ヒューマノイドの主導権は、いま誰の手にあるのか
本記事は IEEE の記事の抄訳です。
揺らぐ「ロボット大国・日本」の遺産
先ごろ東京で開催された「Humanoids Summit」の会場は、日本のロボット産業が置かれた現実を静かに映し出していました。展示された約40台のヒューマノイドのうち、中国製は日本製のおよそ3倍。かつて二足歩行ロボットで世界をリードした日本の姿は、そこにはありませんでした。
2000年代、日本は世界最先端のヒューマノイド技術を誇っていました。しかし、その多くは研究用のデモンストレーションにとどまり、商用化という次の一歩を踏み出せないまま時間が過ぎていきました。技術で先行しながら、市場をつくれなかった。この構図には、どこか既視感があります。
量産と低価格で駆け上がる中国
対照的に、中国は国家主導で若い技術者を大量に投入し、量産化と低価格化を一気に進めています。象徴的なのが、Unitree 社の「G1」。わずか 1 万 6000 ドルという価格は、ヒューマノイドを「研究室の夢」から「調達できる製品」へと変えました。実際、日本企業が自社の実証実験に中国製ロボットを採用するケースも増えつつあります。

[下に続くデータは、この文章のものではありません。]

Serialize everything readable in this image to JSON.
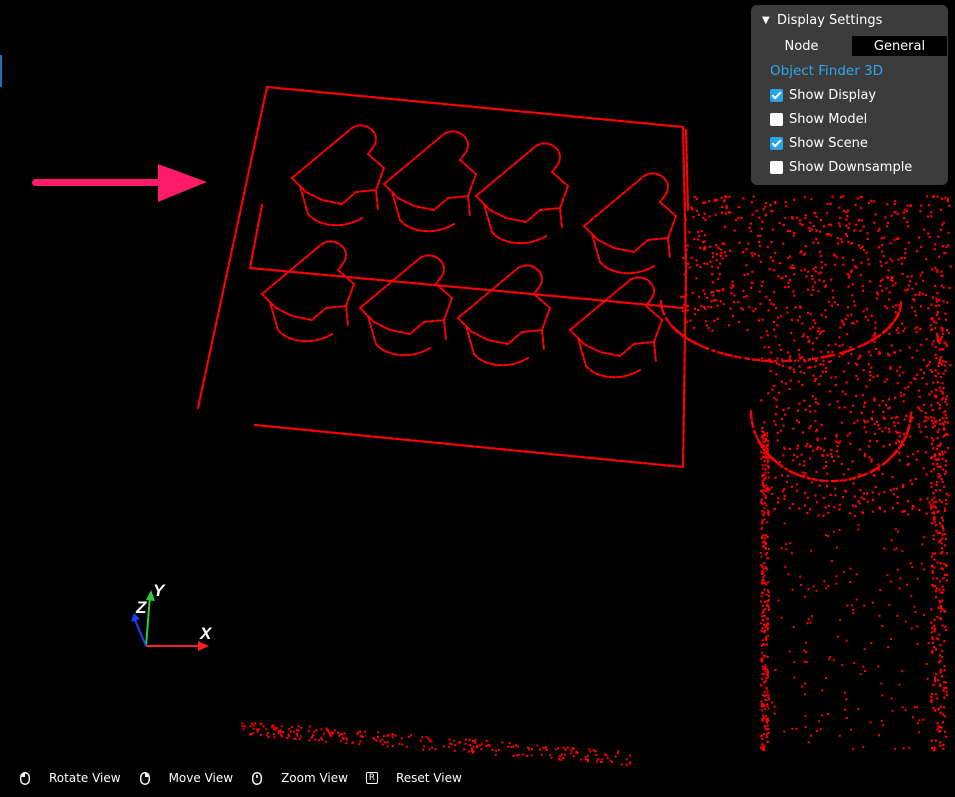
{
  "panel": {
    "title": "Display Settings",
    "node_label": "Node",
    "node_value": "General",
    "module": "Object Finder 3D",
    "options": [
      {
        "label": "Show Display",
        "checked": true
      },
      {
        "label": "Show Model",
        "checked": false
      },
      {
        "label": "Show Scene",
        "checked": true
      },
      {
        "label": "Show Downsample",
        "checked": false
      }
    ]
  },
  "axes": {
    "x": "X",
    "y": "Y",
    "z": "Z"
  },
  "toolbar": {
    "rotate": "Rotate View",
    "move": "Move View",
    "zoom": "Zoom View",
    "reset": "Reset View",
    "reset_key": "R"
  },
  "colors": {
    "points": "#ff0000",
    "arrow": "#ff1a6a",
    "panel_bg": "#3c3c3c",
    "accent": "#2aa3e6"
  }
}
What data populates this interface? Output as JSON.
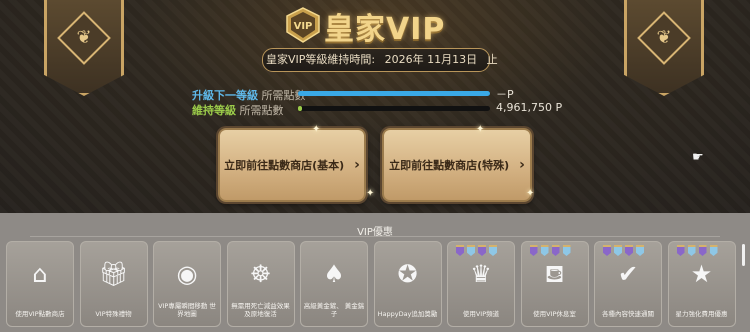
{
  "header": {
    "title": "皇家VIP",
    "crest_text": "VIP",
    "period_label": "皇家VIP等級維持時間:",
    "period_date": "2026年 11月13日",
    "period_suffix": "止"
  },
  "progress": {
    "upgrade": {
      "label_colored": "升級下一等級",
      "label_rest": "所需點數",
      "value": "－P",
      "fill_fraction": 1.0,
      "color": "#3aa9e6"
    },
    "maintain": {
      "label_colored": "維持等級",
      "label_rest": "所需點數",
      "value": "4,961,750 P",
      "fill_fraction": 0.02,
      "color": "#9ccc4a"
    }
  },
  "buttons": {
    "shop_basic": "立即前往點數商店(基本)",
    "shop_special": "立即前往點數商店(特殊)"
  },
  "benefits": {
    "title": "VIP優惠",
    "items": [
      {
        "label": "使用VIP點數商店",
        "icon": "shop-icon"
      },
      {
        "label": "VIP特殊禮物",
        "icon": "gift-icon"
      },
      {
        "label": "VIP專屬瞬間移動 世界地圖",
        "icon": "portal-icon"
      },
      {
        "label": "無需用死亡減益效果 及原地復活",
        "icon": "wheel-icon"
      },
      {
        "label": "高級黃金鏟、 黃金鎬子",
        "icon": "shovel-icon"
      },
      {
        "label": "HappyDay追加獎勵",
        "icon": "badge-icon"
      },
      {
        "label": "使用VIP頻道",
        "icon": "crown-icon"
      },
      {
        "label": "使用VIP休息室",
        "icon": "sofa-icon"
      },
      {
        "label": "各種內容快速通關",
        "icon": "check-icon"
      },
      {
        "label": "星力強化費用優惠",
        "icon": "star-icon"
      }
    ]
  },
  "colors": {
    "accent_gold": "#d4b26c",
    "panel_gray": "#8e8a86",
    "flag_colors": [
      "#8a67c9",
      "#8ec7e6",
      "#8a67c9",
      "#8ec7e6"
    ]
  }
}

日本が立ち止まっている理由のひとつは、規制にあります。二足歩行ロボットに求められる安全基準は厳しく、国内での販売のハードルは高い。そして大企業の多くは、いまなお「使い道を探す」段階から抜け出せていません。技術ではなくスピードで、差が開き始めているのです。
産業用ロボットでも進む地盤沈下
この傾向は、ヒューマノイドに限りません。1990 年代から 2000 年代にかけて世界の頂点にあった産業用ロボットの分野でも、日本の存在感は薄れつつあります。2024 年のロボット密度(従業員 1 万人あたりの稼働台数)は、韓国が 1220 台で首位に立つ一方、日本は 446 台。稼働台数そのものでは、中国が約 200 万台で世界最大となっています。
再起の鍵は「ソフトウェア」と「協調」
では、日本が再び存在感を取り戻す道はどこにあるのか。McKinsey や早稲田大学の研究者は、いくつかの方向性を示しています。
ひとつは、AI・ソフトウェア・データ基盤の強化です。ハードウェアの精度で競う時代から、それを動かす知能とデータで競う時代へと、勝負の軸が移りつつあります。そのためには、企業が単独で技術を抱え込むのではなく、データを共有し合う「協調領域」を築くこと、そして国際連携によって大規模なデータと計算資源を確保することが欠かせません。
その先に見据えるのが、汎用ロボット(General-Purpose Robots)市場への本格参入です。その規模は、推定で 1000 億ドルにのぼるとされています。
「モバイルインターネットの教訓」を繰り返さないために
日本はかつて、世界で初めてモバイルインターネットを生み出しました。しかし、スマートフォン産業の主役の座を握ることはできませんでした。優れた技術をいち早く生み出しながら、それを世界標準へと育てられなかった。この教訓を、ヒューマノイドで繰り返すわけにはいきません。
いま求められているのは、規制緩和と、用途の多様化と、そして何より商用化への踏み込みです。ヒューマノイドは、日本のものづくり文化を映す象徴でもあります。だからこそ、私たちが持つ「日本らしいクラフトマンシップと信頼性」を武器に、もう一度、世界の中で確かな存在感を示していく。その挑戦は、まだ終わっていないはずです。